To teach or not to Teach . . .

Artwork by Laurel, Graphite on Paper

Artwork by Laurel, Pastel and Cut Paper Collage

Artwork by Andre, Graphite and Pastel on Paper

Artwork by Andre, Colored Pencil on Board

Before becoming a professional artist I was a full-time public art school teacher who after two years decided that wasn't the life I wanted for myself. Though I loved the act of teaching and working with individual students, I wasn't painting and became jealous watching the students make work while I wasn't. After two years, and talking with my then fiance, we decided together I should make a try at becoming a full-time artist.

Well, 2 1/2 years later, I consider myself a full-time artist but I'm still teaching. Yes, I'm selling my work but not yet at a rate to contribute financially to our household solely on sales of art. I started teaching privately a year and a half ago and what started as maybe teaching just a couple of students has become a part-time job, about 15% of my work week. Now I have six students, with one coming for four hours each Friday for the month of August.

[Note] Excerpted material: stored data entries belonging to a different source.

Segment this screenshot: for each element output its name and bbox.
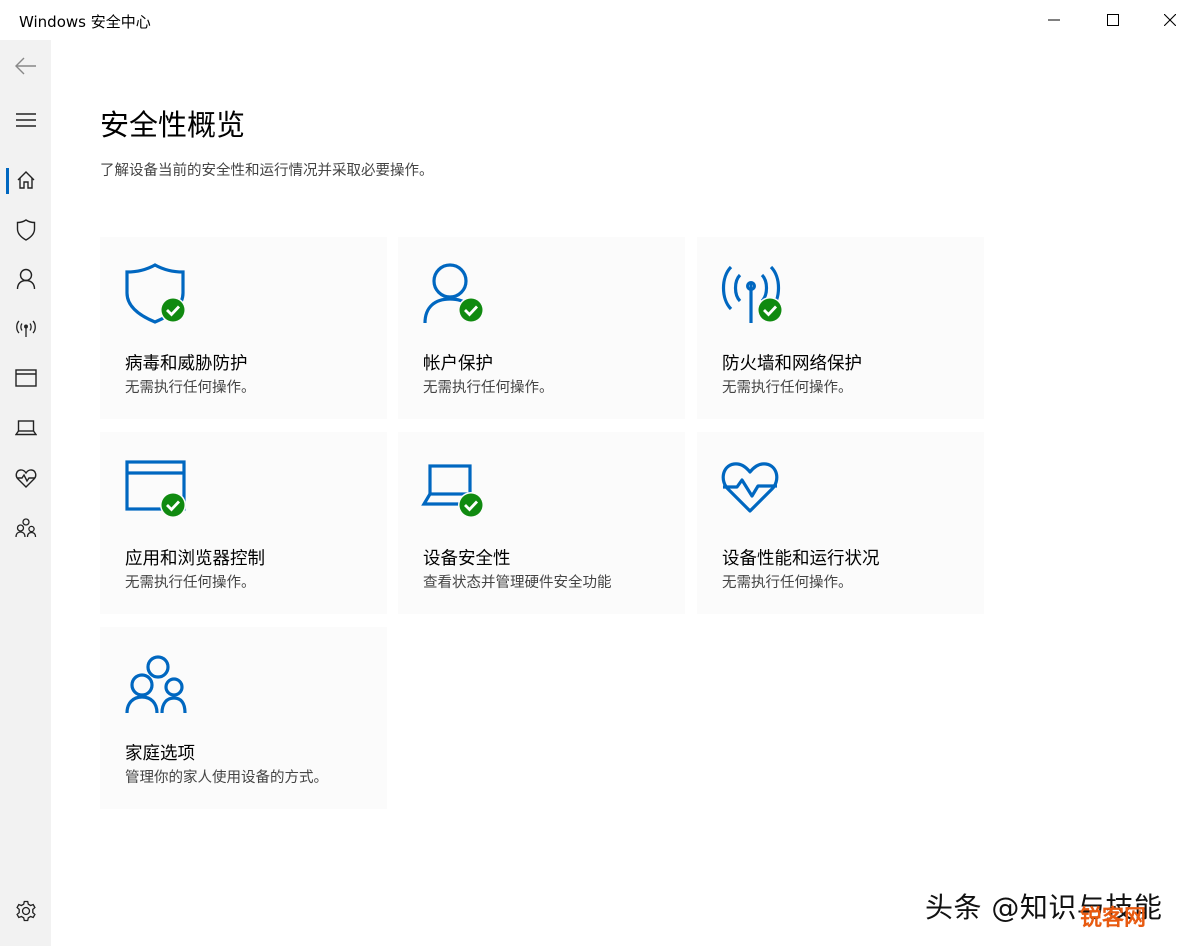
sidebar-item-device-health[interactable] — [0, 456, 51, 500]
maximize-icon — [1107, 14, 1119, 26]
title-bar: Windows 安全中心 — [0, 0, 1200, 40]
family-icon — [14, 518, 36, 538]
close-icon — [1164, 14, 1176, 26]
hamburger-menu-icon — [15, 113, 36, 127]
main-content: 安全性概览 了解设备当前的安全性和运行情况并采取必要操作。 病毒和威胁防护 无需… — [51, 40, 1200, 946]
tile-title: 设备性能和运行状况 — [722, 549, 880, 569]
close-button[interactable] — [1142, 0, 1198, 40]
heart-pulse-icon — [721, 462, 779, 513]
heart-pulse-icon — [15, 469, 36, 488]
laptop-icon — [421, 464, 484, 518]
tile-description: 无需执行任何操作。 — [722, 575, 853, 591]
browser-window-icon — [14, 369, 37, 387]
tile-description: 管理你的家人使用设备的方式。 — [125, 770, 328, 786]
back-button[interactable] — [0, 44, 51, 88]
antenna-icon — [721, 265, 783, 323]
page-subtitle: 了解设备当前的安全性和运行情况并采取必要操作。 — [100, 163, 434, 179]
minimize-button[interactable] — [1026, 0, 1082, 40]
page-title: 安全性概览 — [100, 108, 246, 142]
shield-icon — [16, 219, 35, 241]
back-arrow-icon — [14, 57, 36, 75]
tile-family-options[interactable]: 家庭选项 管理你的家人使用设备的方式。 — [100, 627, 387, 809]
sidebar-item-family-options[interactable] — [0, 506, 51, 550]
maximize-button[interactable] — [1085, 0, 1141, 40]
sidebar-item-home[interactable] — [0, 158, 51, 202]
minimize-icon — [1048, 19, 1060, 21]
tile-description: 无需执行任何操作。 — [423, 380, 554, 396]
tile-description: 无需执行任何操作。 — [125, 575, 256, 591]
tile-virus-threat-protection[interactable]: 病毒和威胁防护 无需执行任何操作。 — [100, 237, 387, 419]
tile-title: 设备安全性 — [423, 549, 511, 569]
browser-window-icon — [125, 460, 186, 518]
sidebar — [0, 40, 51, 946]
tile-device-security[interactable]: 设备安全性 查看状态并管理硬件安全功能 — [398, 432, 685, 614]
tile-description: 无需执行任何操作。 — [125, 380, 256, 396]
person-icon — [423, 263, 484, 324]
tile-title: 病毒和威胁防护 — [125, 354, 248, 374]
sidebar-item-firewall[interactable] — [0, 306, 51, 350]
sidebar-item-virus-protection[interactable] — [0, 208, 51, 252]
sidebar-item-device-security[interactable] — [0, 406, 51, 450]
family-icon — [125, 655, 187, 714]
tile-account-protection[interactable]: 帐户保护 无需执行任何操作。 — [398, 237, 685, 419]
window-title: Windows 安全中心 — [19, 13, 151, 31]
antenna-icon — [15, 320, 36, 337]
tile-title: 应用和浏览器控制 — [125, 549, 265, 569]
laptop-icon — [14, 420, 37, 436]
tile-title: 防火墙和网络保护 — [722, 354, 862, 374]
tile-firewall-network-protection[interactable]: 防火墙和网络保护 无需执行任何操作。 — [697, 237, 984, 419]
home-icon — [17, 171, 34, 189]
tile-title: 家庭选项 — [125, 744, 195, 764]
tile-title: 帐户保护 — [423, 354, 493, 374]
tile-app-browser-control[interactable]: 应用和浏览器控制 无需执行任何操作。 — [100, 432, 387, 614]
shield-icon — [125, 263, 186, 324]
gear-icon — [15, 900, 36, 922]
sidebar-item-account-protection[interactable] — [0, 257, 51, 301]
tile-description: 无需执行任何操作。 — [722, 380, 853, 396]
tile-description: 查看状态并管理硬件安全功能 — [423, 575, 612, 591]
menu-button[interactable] — [0, 98, 51, 142]
person-icon — [16, 268, 35, 290]
tile-device-performance-health[interactable]: 设备性能和运行状况 无需执行任何操作。 — [697, 432, 984, 614]
sidebar-item-app-browser-control[interactable] — [0, 356, 51, 400]
settings-button[interactable] — [0, 889, 51, 933]
watermark-logo: 锐客网 — [1080, 906, 1147, 931]
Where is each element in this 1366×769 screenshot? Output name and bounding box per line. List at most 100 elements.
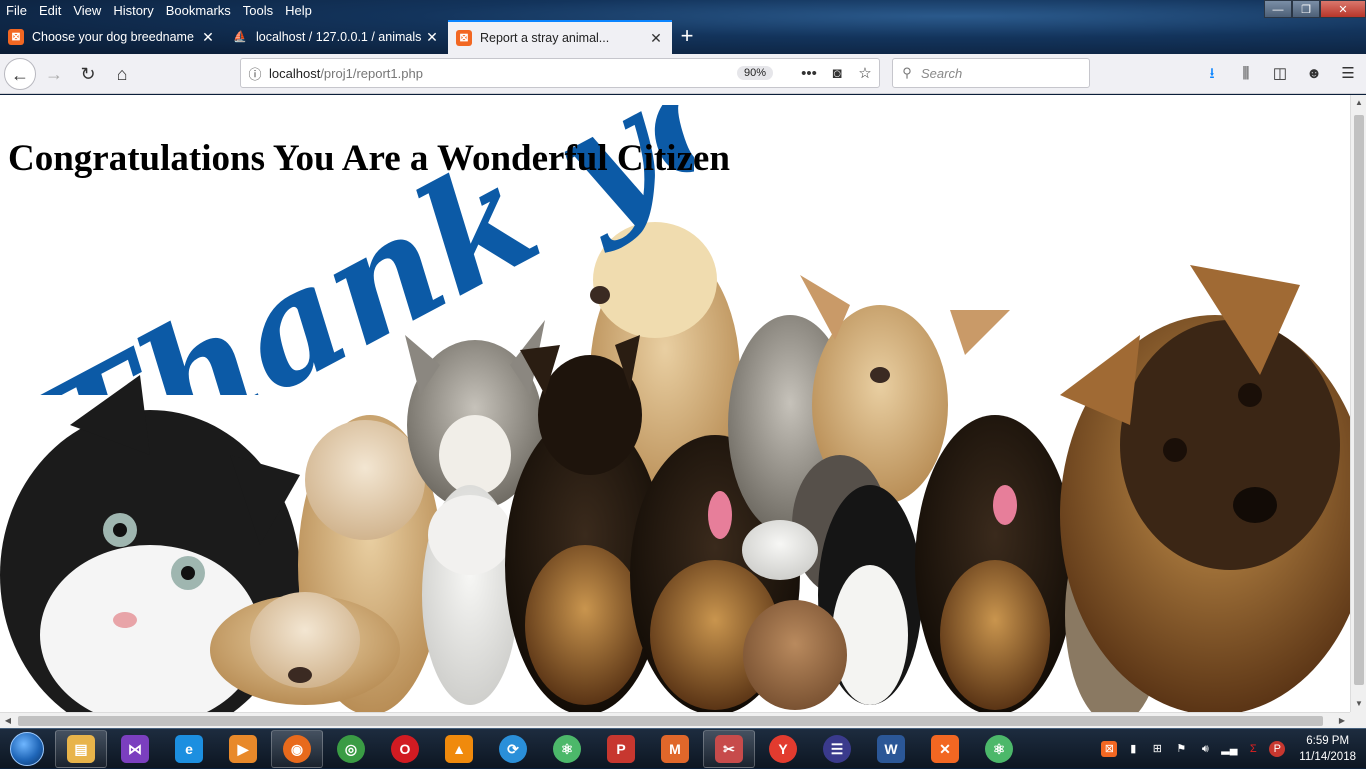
eclipse-icon: ☰ <box>823 734 851 763</box>
windows-logo-icon <box>10 731 44 766</box>
media-player-icon: ▶ <box>229 734 257 763</box>
browser-titlebar: File Edit View History Bookmarks Tools H… <box>0 0 1366 54</box>
taskbar-app-file-explorer[interactable]: ▤ <box>55 729 107 768</box>
clock-time: 6:59 PM <box>1306 735 1350 747</box>
menu-edit[interactable]: Edit <box>33 0 67 20</box>
taskbar-app-opera[interactable]: O <box>379 730 431 768</box>
close-window-button[interactable]: ✕ <box>1320 0 1366 18</box>
taskbar-app-matlab[interactable]: M <box>649 730 701 768</box>
menu-bookmarks[interactable]: Bookmarks <box>160 0 237 20</box>
taskbar-app-atom-editor-2[interactable]: ⚛ <box>973 730 1025 768</box>
sidebar-icon[interactable]: ◫ <box>1268 62 1292 86</box>
tab-label: Report a stray animal... <box>480 31 610 45</box>
taskbar-app-p-app[interactable]: P <box>595 730 647 768</box>
extension-icon[interactable]: ☻ <box>1302 62 1326 86</box>
menu-file[interactable]: File <box>0 0 33 20</box>
xampp-icon: ✕ <box>931 734 959 763</box>
vertical-scroll-thumb[interactable] <box>1354 115 1364 685</box>
opera-icon: O <box>391 734 419 763</box>
scroll-left-arrow-icon[interactable]: ◀ <box>0 713 16 729</box>
download-icon[interactable]: ⭳ <box>1200 62 1224 86</box>
search-bar[interactable]: ⚲ Search <box>892 58 1090 88</box>
navigation-toolbar: ← → ↻ ⌂ ⓘ localhost/proj1/report1.php 90… <box>0 54 1366 94</box>
maximize-button[interactable]: ❐ <box>1292 0 1320 18</box>
menu-tools[interactable]: Tools <box>237 0 279 20</box>
chrome-icon: ◎ <box>337 734 365 763</box>
taskbar-app-visual-studio[interactable]: ⋈ <box>109 730 161 768</box>
info-icon[interactable]: ⓘ <box>241 64 269 83</box>
scroll-down-arrow-icon[interactable]: ▼ <box>1351 696 1366 712</box>
taskbar-app-word[interactable]: W <box>865 730 917 768</box>
forward-button[interactable]: → <box>38 58 70 90</box>
search-placeholder: Search <box>921 65 963 81</box>
page-title: Congratulations You Are a Wonderful Citi… <box>8 138 730 179</box>
system-tray: ⊠ ▮ ⊞ ⚑ 🔊︎ ▂▄ Σ P 6:59 PM 11/14/2018 <box>1101 729 1366 769</box>
start-button[interactable] <box>0 729 54 769</box>
window-controls: — ❐ ✕ <box>1264 0 1366 18</box>
new-tab-button[interactable]: + <box>672 20 702 54</box>
p-app-icon: P <box>607 734 635 763</box>
tab-label: Choose your dog breedname <box>32 30 194 44</box>
network-share-icon[interactable]: ⊞ <box>1149 741 1165 757</box>
firefox-icon: ◉ <box>283 734 311 763</box>
close-tab-icon[interactable]: ✕ <box>424 29 440 46</box>
signal-icon[interactable]: ▂▄ <box>1221 741 1237 757</box>
taskbar-app-chrome[interactable]: ◎ <box>325 730 377 768</box>
tab-choose-dog[interactable]: ⊠ Choose your dog breedname ✕ <box>0 20 224 54</box>
bookmark-star-icon[interactable]: ☆ <box>851 64 879 82</box>
search-icon: ⚲ <box>902 65 912 80</box>
tab-phpmyadmin[interactable]: ⛵ localhost / 127.0.0.1 / animals / ✕ <box>224 20 448 54</box>
clock-date: 11/14/2018 <box>1299 751 1356 763</box>
visual-studio-icon: ⋈ <box>121 734 149 763</box>
taskbar-app-snipping-tool[interactable]: ✂ <box>703 729 755 768</box>
flag-icon[interactable]: ⚑ <box>1173 741 1189 757</box>
antivirus-icon[interactable]: Σ <box>1245 741 1261 757</box>
page-actions-icon[interactable]: ••• <box>795 65 823 82</box>
home-button[interactable]: ⌂ <box>106 58 138 90</box>
taskbar-app-vlc[interactable]: ▲ <box>433 730 485 768</box>
phpmyadmin-favicon-icon: ⛵ <box>233 31 247 43</box>
url-text[interactable]: localhost/proj1/report1.php <box>269 66 737 81</box>
scroll-up-arrow-icon[interactable]: ▲ <box>1351 95 1366 111</box>
tab-strip: ⊠ Choose your dog breedname ✕ ⛵ localhos… <box>0 20 702 54</box>
vlc-icon: ▲ <box>445 734 473 763</box>
p-tray-icon[interactable]: P <box>1269 741 1286 757</box>
xampp-tray-icon[interactable]: ⊠ <box>1101 741 1118 757</box>
file-explorer-icon: ▤ <box>67 734 95 763</box>
taskbar-app-media-player[interactable]: ▶ <box>217 730 269 768</box>
clock[interactable]: 6:59 PM 11/14/2018 <box>1299 733 1356 765</box>
atom-editor-icon: ⚛ <box>553 734 581 763</box>
hamburger-menu-icon[interactable]: ☰ <box>1336 62 1360 86</box>
menu-view[interactable]: View <box>67 0 107 20</box>
taskbar-app-yandex[interactable]: Y <box>757 730 809 768</box>
tab-report-stray[interactable]: ⊠ Report a stray animal... ✕ <box>448 20 672 54</box>
page-viewport: Thank you! Congratulations You Are a Won… <box>0 95 1350 712</box>
vertical-scrollbar[interactable]: ▲ ▼ <box>1350 95 1366 712</box>
word-icon: W <box>877 734 905 763</box>
taskbar-app-atom-editor[interactable]: ⚛ <box>541 730 593 768</box>
usb-icon[interactable]: ▮ <box>1125 741 1141 757</box>
taskbar-app-eclipse[interactable]: ☰ <box>811 730 863 768</box>
horizontal-scroll-thumb[interactable] <box>18 716 1323 726</box>
taskbar-app-sync-app[interactable]: ⟳ <box>487 730 539 768</box>
url-bar[interactable]: ⓘ localhost/proj1/report1.php 90% ••• ◙ … <box>240 58 880 88</box>
close-tab-icon[interactable]: ✕ <box>200 29 216 46</box>
taskbar-app-internet-explorer[interactable]: e <box>163 730 215 768</box>
back-button[interactable]: ← <box>4 57 36 90</box>
url-path: /proj1/report1.php <box>320 65 423 81</box>
atom-editor-2-icon: ⚛ <box>985 734 1013 763</box>
menu-help[interactable]: Help <box>279 0 318 20</box>
close-tab-icon[interactable]: ✕ <box>648 30 664 47</box>
reload-button[interactable]: ↻ <box>72 58 104 90</box>
pocket-icon[interactable]: ◙ <box>823 65 851 82</box>
scroll-right-arrow-icon[interactable]: ▶ <box>1334 713 1350 729</box>
taskbar-app-xampp[interactable]: ✕ <box>919 730 971 768</box>
volume-icon[interactable]: 🔊︎ <box>1197 741 1213 757</box>
library-icon[interactable]: ⫼ <box>1234 62 1258 86</box>
minimize-button[interactable]: — <box>1264 0 1292 18</box>
zoom-indicator[interactable]: 90% <box>736 66 773 80</box>
internet-explorer-icon: e <box>175 734 203 763</box>
menu-history[interactable]: History <box>107 0 159 20</box>
taskbar-app-firefox[interactable]: ◉ <box>271 729 323 768</box>
horizontal-scrollbar[interactable]: ◀ ▶ <box>0 712 1350 728</box>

I love working with these students who are all very motivated, talented people eager to learn. It's also been a nice way for me to be able to start paying Lee and myself in terms of income. Some people say that by teaching, artists aren't confident in their selves to really be a self-supported artist. Well, my professors warned me of this when I left art school. Unfortunately, few artists start out selling their work at rates to make a living. It takes time, as with any business, to become established and known. So, I believe teaching is worth it for an emerging and established artist, but on my terms.